Replicating your configuration store adds the following benefits:

  • Added resiliency for Azure outages: In the event of a regional outage, replicas are individually affected. If one region has an outage, all replicas located in unaffected regions will still be accessible and continuously synchronize. Once the outage has been mitigated, all affected replicas will be synced to the most recent state. Note that geo-replication only offers automatic failover functionalities through App Configuration's configuration providers. Otherwise, you can also build your own custom failover mechanisms in your application's configuration to switch between different replica endpoints to mitigate the impact of an Azure outage.
  • Redistribution of Request Limits: You can customize in code which replica endpoint your application uses letting you distribute your request load to avoid exhausting request limits. For example, if your applications run in multiple regions and only send requests to one region, you may begin exhausting App Configuration request limits. You can help redistribute this load by creating replicas in the regions your applications are running in. Each replica has isolated request limits, equal in size to the request limits of the origin. Exhausting the request limits in one replica has no impact on the request limits in another replica.
  • Regional Compartmentalization: Accessing multiple regions can improve latency between your application and configuration store, leading to faster request responses and better performance if an application sends requests to its closest replica. Specifying replica access also allows you to limit data storage and flow between different regions based on your preferences.

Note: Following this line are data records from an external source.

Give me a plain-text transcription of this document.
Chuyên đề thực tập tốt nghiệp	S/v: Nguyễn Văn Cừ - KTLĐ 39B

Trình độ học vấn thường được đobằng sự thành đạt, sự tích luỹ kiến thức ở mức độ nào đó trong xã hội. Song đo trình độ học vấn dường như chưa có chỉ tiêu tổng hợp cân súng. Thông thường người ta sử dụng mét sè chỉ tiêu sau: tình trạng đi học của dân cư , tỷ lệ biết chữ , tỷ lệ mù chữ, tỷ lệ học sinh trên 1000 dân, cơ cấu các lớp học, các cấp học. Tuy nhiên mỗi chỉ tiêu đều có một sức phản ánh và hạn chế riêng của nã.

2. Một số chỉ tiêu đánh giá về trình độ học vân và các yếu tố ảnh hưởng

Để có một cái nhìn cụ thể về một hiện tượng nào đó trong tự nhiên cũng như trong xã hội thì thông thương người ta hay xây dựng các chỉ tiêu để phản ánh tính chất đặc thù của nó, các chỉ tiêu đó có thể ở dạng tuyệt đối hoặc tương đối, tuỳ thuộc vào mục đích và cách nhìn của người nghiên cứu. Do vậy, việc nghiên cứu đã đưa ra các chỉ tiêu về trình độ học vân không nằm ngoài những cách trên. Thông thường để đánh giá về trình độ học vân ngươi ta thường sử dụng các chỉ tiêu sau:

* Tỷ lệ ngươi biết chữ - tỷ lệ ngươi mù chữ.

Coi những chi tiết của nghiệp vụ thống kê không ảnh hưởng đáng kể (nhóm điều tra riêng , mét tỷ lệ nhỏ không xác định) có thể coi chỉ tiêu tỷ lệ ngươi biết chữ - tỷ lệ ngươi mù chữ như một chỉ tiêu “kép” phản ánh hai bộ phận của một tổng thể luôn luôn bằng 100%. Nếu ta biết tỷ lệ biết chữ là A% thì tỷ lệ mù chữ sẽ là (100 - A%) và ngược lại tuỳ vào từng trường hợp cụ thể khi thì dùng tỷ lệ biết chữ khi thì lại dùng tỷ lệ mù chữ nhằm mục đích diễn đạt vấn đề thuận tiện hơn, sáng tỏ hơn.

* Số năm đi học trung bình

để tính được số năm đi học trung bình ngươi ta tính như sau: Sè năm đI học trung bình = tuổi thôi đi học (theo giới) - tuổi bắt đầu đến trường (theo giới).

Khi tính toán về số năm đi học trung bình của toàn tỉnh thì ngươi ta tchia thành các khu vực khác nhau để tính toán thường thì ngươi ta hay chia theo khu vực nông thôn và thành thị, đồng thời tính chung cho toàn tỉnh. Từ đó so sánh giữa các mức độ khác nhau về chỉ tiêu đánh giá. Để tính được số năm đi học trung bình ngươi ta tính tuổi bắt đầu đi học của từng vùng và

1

To enable this feature in your store, reference the how-to to enable geo-replication document.

Sample use case

A developer team is building a system consisting of multiple applications and currently has one Azure App Configuration store in the West US region. Usage of their system is rapidly growing, and they're looking to scale and meet their customer needs in: Sweden Central, West US, North Europe, and East Asia. All applications they have are currently using the West US configuration store, creating a single point of failure. If there was a regional outage in West US, and they had no other failover mechanisms or default behaviors, their system would be unavailable to customers. Also, globally all applications are currently restricted by the request limit of one configuration store. As the team scales to more regions, this limit will be unsustainable.

This team would benefit from geo-replication. They can create a replica of their configuration store in each region where their application will be running. Then their applications can send requests to a replica in the same region, rather than all applications sending requests to West US. This will provide two benefits: improved request latency and better load distribution. Having a well distributed request load will help avoid exhaustion of request quota. Additionally, having multiple replicas enables the team to configure their applications to fail over in the case of a regional outage. For example, the team can configure applications running in Sweden Central to pull configuration from that region, but fallback to North Europe if Sweden Central is experiencing an outage. Even if App Configuration is unavailable in a given region, the team's system is unaffected.

Considerations

  • Geo-replication isn't available in the free tier.
  • Each replica has limits, as outlined in the App Configuration pricing page. These limits are isolated per replica.
  • Azure App Configuration also supports Azure availability zones to create a resilient and highly available store within an Azure Region. Availability zone support is automatically included for a replica if the replica's region has availability zone support. The combination of availability zones for redundancy within a region, and geo-replication across multiple regions, enhances both the availability and performance of a configuration store.

Cost and billing

Each replica created will add extra charges. Reference the App Configuration pricing page for details. As an example, if your origin is a standard tier configuration store and you have five replicas, you would be charged the rate of six standard tier configuration stores for your system, but each of your replica's isolated quota and requests are included in this charge.

Monitoring

To offer insights into the characteristics of the geo-replication feature, App Configuration provides a metric named Replication Latency. The replication latency metric describes how long it takes for data to replicate from one region to another.